Once every three years we get the chance to negotiate with the state government, the employer, on wages and working conditions. This triennial cycle of processes for enterprise bargaining has simultaneously reached the stage of negotiations for a new agreement in both schools and TAFE Queensland*, presenting a mix of challenges and opportunities.
Much has been written on the content of QTU claims in negotiations, and our public policy positions provide more detail of the sorts of issues we will pursue in seeking to win with members. For thousands of new teachers, this will be your first experience with the negotiation process, while others are prepared for their 9th or 10th episode, depending on which sector you work in.
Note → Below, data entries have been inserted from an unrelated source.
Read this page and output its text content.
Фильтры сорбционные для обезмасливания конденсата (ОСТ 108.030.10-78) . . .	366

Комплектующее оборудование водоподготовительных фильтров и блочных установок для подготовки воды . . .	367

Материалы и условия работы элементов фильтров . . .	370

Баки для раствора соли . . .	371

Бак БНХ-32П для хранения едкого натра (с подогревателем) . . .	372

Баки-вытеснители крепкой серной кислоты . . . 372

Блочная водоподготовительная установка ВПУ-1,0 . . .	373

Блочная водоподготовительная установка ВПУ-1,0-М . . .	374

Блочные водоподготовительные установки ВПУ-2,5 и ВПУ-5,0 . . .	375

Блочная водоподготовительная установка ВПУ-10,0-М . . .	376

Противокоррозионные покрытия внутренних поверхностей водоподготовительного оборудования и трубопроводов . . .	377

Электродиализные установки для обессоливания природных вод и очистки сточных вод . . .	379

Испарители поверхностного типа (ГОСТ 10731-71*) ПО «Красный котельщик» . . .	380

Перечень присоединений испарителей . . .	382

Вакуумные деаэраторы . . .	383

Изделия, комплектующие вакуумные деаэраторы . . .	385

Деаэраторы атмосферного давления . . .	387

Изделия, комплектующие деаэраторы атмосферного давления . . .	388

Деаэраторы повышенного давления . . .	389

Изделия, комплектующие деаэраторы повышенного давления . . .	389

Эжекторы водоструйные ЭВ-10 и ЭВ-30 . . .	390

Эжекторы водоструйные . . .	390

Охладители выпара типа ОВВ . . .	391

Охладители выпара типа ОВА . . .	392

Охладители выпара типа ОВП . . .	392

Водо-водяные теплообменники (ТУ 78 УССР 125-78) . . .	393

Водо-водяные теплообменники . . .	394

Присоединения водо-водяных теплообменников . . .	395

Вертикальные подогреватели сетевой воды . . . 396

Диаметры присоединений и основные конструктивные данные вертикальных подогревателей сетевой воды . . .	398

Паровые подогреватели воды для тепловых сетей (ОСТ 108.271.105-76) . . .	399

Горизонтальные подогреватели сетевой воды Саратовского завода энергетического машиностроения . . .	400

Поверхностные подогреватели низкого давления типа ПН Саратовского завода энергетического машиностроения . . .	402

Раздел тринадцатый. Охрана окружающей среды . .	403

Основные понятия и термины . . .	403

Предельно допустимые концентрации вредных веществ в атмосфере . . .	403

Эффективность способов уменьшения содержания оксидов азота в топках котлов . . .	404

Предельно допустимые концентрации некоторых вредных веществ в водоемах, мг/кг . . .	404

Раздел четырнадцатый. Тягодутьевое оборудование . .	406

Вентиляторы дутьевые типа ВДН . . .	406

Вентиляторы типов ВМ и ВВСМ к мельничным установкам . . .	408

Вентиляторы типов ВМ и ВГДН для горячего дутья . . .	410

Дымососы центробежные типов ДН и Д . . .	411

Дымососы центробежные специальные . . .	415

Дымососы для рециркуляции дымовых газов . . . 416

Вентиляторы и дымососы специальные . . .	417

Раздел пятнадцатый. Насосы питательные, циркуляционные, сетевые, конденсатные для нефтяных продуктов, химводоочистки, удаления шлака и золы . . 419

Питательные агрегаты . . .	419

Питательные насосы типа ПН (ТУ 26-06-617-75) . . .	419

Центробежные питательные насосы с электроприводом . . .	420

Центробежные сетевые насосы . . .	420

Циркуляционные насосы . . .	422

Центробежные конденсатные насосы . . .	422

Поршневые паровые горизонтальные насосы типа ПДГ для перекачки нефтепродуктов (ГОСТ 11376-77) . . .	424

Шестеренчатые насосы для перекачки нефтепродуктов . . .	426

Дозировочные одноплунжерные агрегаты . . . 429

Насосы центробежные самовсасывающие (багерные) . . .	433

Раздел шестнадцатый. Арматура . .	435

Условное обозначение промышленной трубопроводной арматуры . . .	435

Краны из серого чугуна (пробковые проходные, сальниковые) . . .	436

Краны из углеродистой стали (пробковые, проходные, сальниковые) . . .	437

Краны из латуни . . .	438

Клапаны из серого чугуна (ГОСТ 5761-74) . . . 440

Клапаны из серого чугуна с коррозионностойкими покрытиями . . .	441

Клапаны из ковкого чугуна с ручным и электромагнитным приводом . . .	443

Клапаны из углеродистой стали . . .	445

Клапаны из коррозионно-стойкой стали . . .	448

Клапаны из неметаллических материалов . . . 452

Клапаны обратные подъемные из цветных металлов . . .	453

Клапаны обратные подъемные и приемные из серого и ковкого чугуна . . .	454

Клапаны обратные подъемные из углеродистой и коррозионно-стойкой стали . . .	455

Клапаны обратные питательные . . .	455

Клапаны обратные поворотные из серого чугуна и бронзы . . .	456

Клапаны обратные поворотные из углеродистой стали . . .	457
The outcomes of 25 years of negotiations are often overlooked because of our varying experiences of the negotiation process. Enterprise bargaining agreements struck since 1994 have resulted in the maximum salary for a classroom teacher increasing more than 200 per cent (the introduction of highly accomplished and lead teacher classifications will enhance this even further), the employment of thousands of additional teachers to reduce class sizes, and a sustained effort to increase permanency for teachers and maintain tenure for principals and other school leaders.
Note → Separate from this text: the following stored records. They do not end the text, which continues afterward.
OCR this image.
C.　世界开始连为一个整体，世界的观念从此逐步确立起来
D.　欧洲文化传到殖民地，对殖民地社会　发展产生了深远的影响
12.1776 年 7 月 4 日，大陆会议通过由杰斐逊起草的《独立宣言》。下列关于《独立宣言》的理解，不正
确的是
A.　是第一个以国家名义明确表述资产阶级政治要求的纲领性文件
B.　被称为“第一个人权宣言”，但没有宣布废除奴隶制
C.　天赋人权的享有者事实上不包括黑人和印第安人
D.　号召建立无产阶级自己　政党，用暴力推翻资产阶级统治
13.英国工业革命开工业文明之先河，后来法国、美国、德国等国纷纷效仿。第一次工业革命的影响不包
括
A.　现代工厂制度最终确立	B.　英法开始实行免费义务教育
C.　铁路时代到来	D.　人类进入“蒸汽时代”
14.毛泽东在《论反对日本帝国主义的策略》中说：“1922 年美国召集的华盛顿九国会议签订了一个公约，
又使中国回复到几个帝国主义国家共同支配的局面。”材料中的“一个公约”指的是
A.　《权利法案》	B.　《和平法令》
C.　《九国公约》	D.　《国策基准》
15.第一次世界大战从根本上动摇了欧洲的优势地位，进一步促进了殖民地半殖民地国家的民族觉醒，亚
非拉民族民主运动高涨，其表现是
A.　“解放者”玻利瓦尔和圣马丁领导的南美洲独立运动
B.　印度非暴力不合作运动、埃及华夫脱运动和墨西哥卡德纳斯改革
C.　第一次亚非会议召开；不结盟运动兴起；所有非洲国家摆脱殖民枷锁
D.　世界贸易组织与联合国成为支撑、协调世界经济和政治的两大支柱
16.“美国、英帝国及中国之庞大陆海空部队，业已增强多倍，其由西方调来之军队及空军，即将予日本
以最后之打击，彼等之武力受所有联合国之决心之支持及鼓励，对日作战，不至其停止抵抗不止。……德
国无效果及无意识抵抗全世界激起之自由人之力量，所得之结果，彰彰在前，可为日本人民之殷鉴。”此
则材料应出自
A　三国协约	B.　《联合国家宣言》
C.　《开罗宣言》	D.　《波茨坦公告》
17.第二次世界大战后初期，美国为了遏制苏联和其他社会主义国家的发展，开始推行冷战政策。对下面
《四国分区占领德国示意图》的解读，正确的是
A wide variety of factors have enabled us to achieve all of this:
- our membership and growth
- our capacity as an organisation
- underpinned by deep democratic processes
- our independence from political parties
- our willingness to act when necessary to win.
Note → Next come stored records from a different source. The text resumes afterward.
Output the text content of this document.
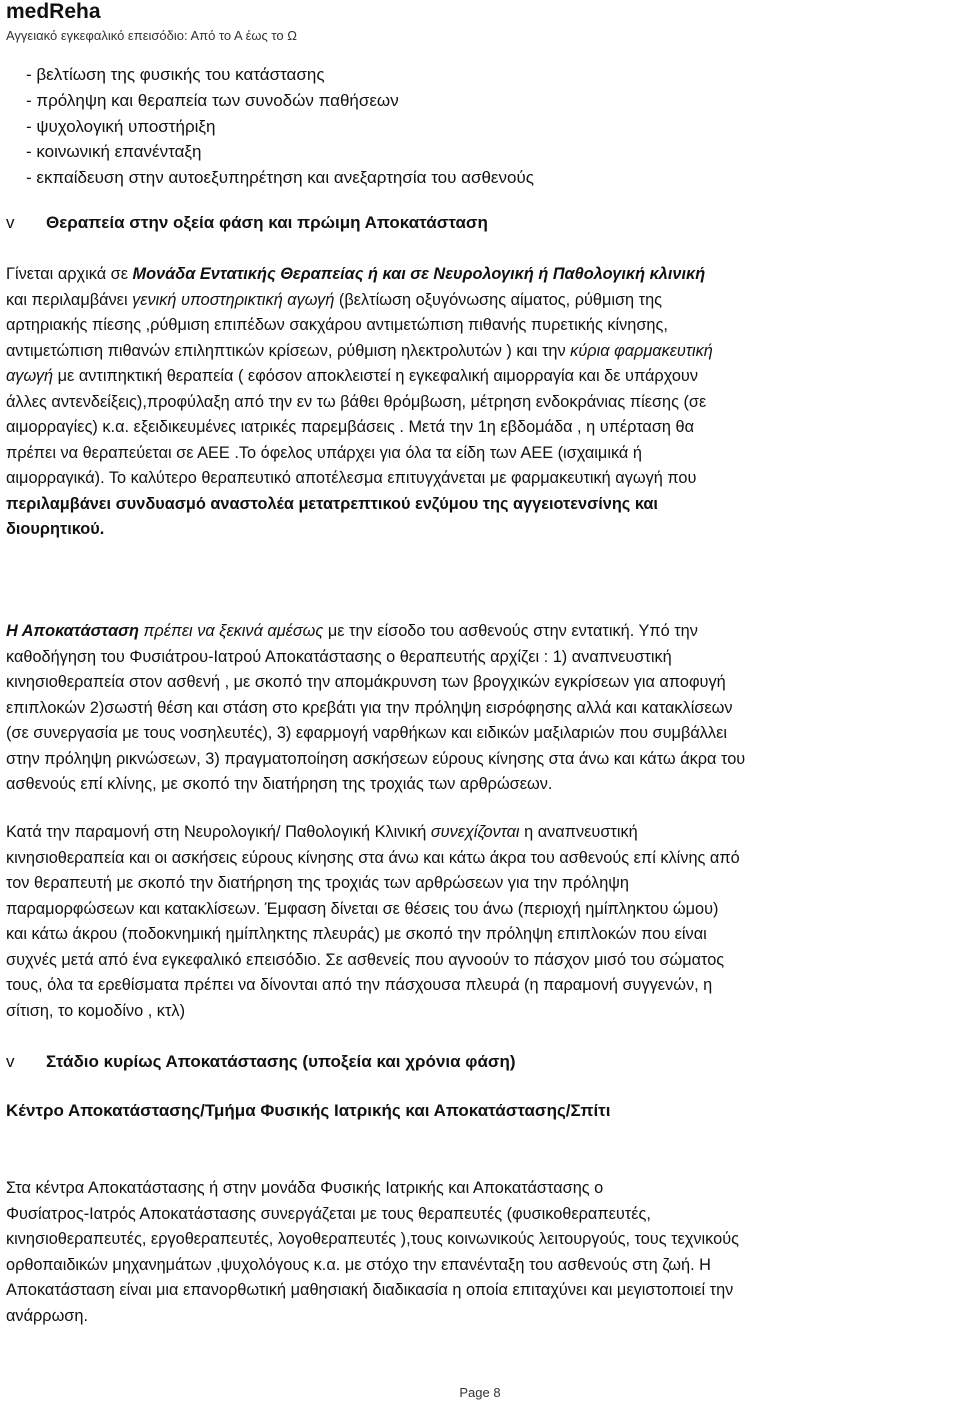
medReha
Αγγειακό εγκεφαλικό επεισόδιο: Από το Α έως το Ω
- βελτίωση της φυσικής του κατάστασης
- πρόληψη και θεραπεία των συνοδών παθήσεων
- ψυχολογική υποστήριξη
- κοινωνική επανένταξη
- εκπαίδευση στην αυτοεξυπηρέτηση και ανεξαρτησία του ασθενούς
v Θεραπεία στην οξεία φάση και πρώιμη Αποκατάσταση
Γίνεται αρχικά σε Μονάδα Εντατικής Θεραπείας ή και σε Νευρολογική ή Παθολογική κλινική
και περιλαμβάνει γενική υποστηρικτική αγωγή (βελτίωση οξυγόνωσης αίματος, ρύθμιση της
αρτηριακής πίεσης ,ρύθμιση επιπέδων σακχάρου αντιμετώπιση πιθανής πυρετικής κίνησης,
αντιμετώπιση πιθανών επιληπτικών κρίσεων, ρύθμιση ηλεκτρολυτών ) και την κύρια φαρμακευτική
αγωγή με αντιπηκτική θεραπεία ( εφόσον αποκλειστεί η εγκεφαλική αιμορραγία και δε υπάρχουν
άλλες αντενδείξεις),προφύλαξη από την εν τω βάθει θρόμβωση, μέτρηση ενδοκράνιας πίεσης (σε
αιμορραγίες) κ.α. εξειδικευμένες ιατρικές παρεμβάσεις . Μετά την 1η εβδομάδα , η υπέρταση θα
πρέπει να θεραπεύεται σε ΑΕΕ .Το όφελος υπάρχει για όλα τα είδη των ΑΕΕ (ισχαιμικά ή
αιμορραγικά). Το καλύτερο θεραπευτικό αποτέλεσμα επιτυγχάνεται με φαρμακευτική αγωγή που
περιλαμβάνει συνδυασμό αναστολέα μετατρεπτικού ενζύμου της αγγειοτενσίνης και
διουρητικού.
Η Αποκατάσταση πρέπει να ξεκινά αμέσως με την είσοδο του ασθενούς στην εντατική. Υπό την
καθοδήγηση του Φυσιάτρου-Ιατρού Αποκατάστασης ο θεραπευτής αρχίζει : 1) αναπνευστική
κινησιοθεραπεία στον ασθενή , με σκοπό την απομάκρυνση των βρογχικών εγκρίσεων για αποφυγή
επιπλοκών 2)σωστή θέση και στάση στο κρεβάτι για την πρόληψη εισρόφησης αλλά και κατακλίσεων
(σε συνεργασία με τους νοσηλευτές), 3) εφαρμογή ναρθήκων και ειδικών μαξιλαριών που συμβάλλει
στην πρόληψη ρικνώσεων, 3) πραγματοποίηση ασκήσεων εύρους κίνησης στα άνω και κάτω άκρα του
ασθενούς επί κλίνης, με σκοπό την διατήρηση της τροχιάς των αρθρώσεων.
Κατά την παραμονή στη Νευρολογική/ Παθολογική Κλινική συνεχίζονται η αναπνευστική
κινησιοθεραπεία και οι ασκήσεις εύρους κίνησης στα άνω και κάτω άκρα του ασθενούς επί κλίνης από
τον θεραπευτή με σκοπό την διατήρηση της τροχιάς των αρθρώσεων για την πρόληψη
παραμορφώσεων και κατακλίσεων. Έμφαση δίνεται σε θέσεις του άνω (περιοχή ημίπληκτου ώμου)
και κάτω άκρου (ποδοκνημική ημίπληκτης πλευράς) με σκοπό την πρόληψη επιπλοκών που είναι
συχνές μετά από ένα εγκεφαλικό επεισόδιο. Σε ασθενείς που αγνοούν το πάσχον μισό του σώματος
τους, όλα τα ερεθίσματα πρέπει να δίνονται από την πάσχουσα πλευρά (η παραμονή συγγενών, η
σίτιση, το κομοδίνο , κτλ)
v Στάδιο κυρίως Αποκατάστασης (υποξεία και χρόνια φάση)
Κέντρο Αποκατάστασης/Τμήμα Φυσικής Ιατρικής και Αποκατάστασης/Σπίτι
Στα κέντρα Αποκατάστασης ή στην μονάδα Φυσικής Ιατρικής και Αποκατάστασης ο
Φυσίατρος-Ιατρός Αποκατάστασης συνεργάζεται με τους θεραπευτές (φυσικοθεραπευτές,
κινησιοθεραπευτές, εργοθεραπευτές, λογοθεραπευτές ),τους κοινωνικούς λειτουργούς, τους τεχνικούς
ορθοπαιδικών μηχανημάτων ,ψυχολόγους κ.α. με στόχο την επανένταξη του ασθενούς στη ζωή. Η
Αποκατάσταση είναι μια επανορθωτική μαθησιακή διαδικασία η οποία επιταχύνει και μεγιστοποιεί την
ανάρρωση.
Page 8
For many years we have known that governments do not take a benevolent approach to negotiations with one of their biggest groups of employees. When the Borbidge government introduced “Leading Schools”, we undertook multiple strikes to protect schools from unfettered devolution of decision-making. When the Beattie government offered a 9 per cent pay rise in 2000, we went on strike and fought a tough arbitration in the Queensland Industrial Relations Commission to win increases of 14.7 per cent. When the Newman government threatened to take away decades of negotiated working conditions, we took industrial action and prepared to strike before winning the right to maintain every one of those conditions.
The 2019 negotiations are about the future of the teaching profession in Queensland. Facing critical shortages of teachers, we have a very real problem attracting people to the teaching profession and retaining them. These negotiations must act to diminish the impact of salaries and working conditions as a disincentive for entry to our profession and remaining as a teacher in the long term.
Whether we can achieve this through negotiation alone is yet to be seen. Governments need to be convinced that they should agree to fair and necessary improvements to salaries and working conditions. We will work together and be prepared to act to achieve this outcome.
Kevin Bates
President
*TAFE teachers at Central Queensland University are subject to a different agreement that is only in its second of five years of operation.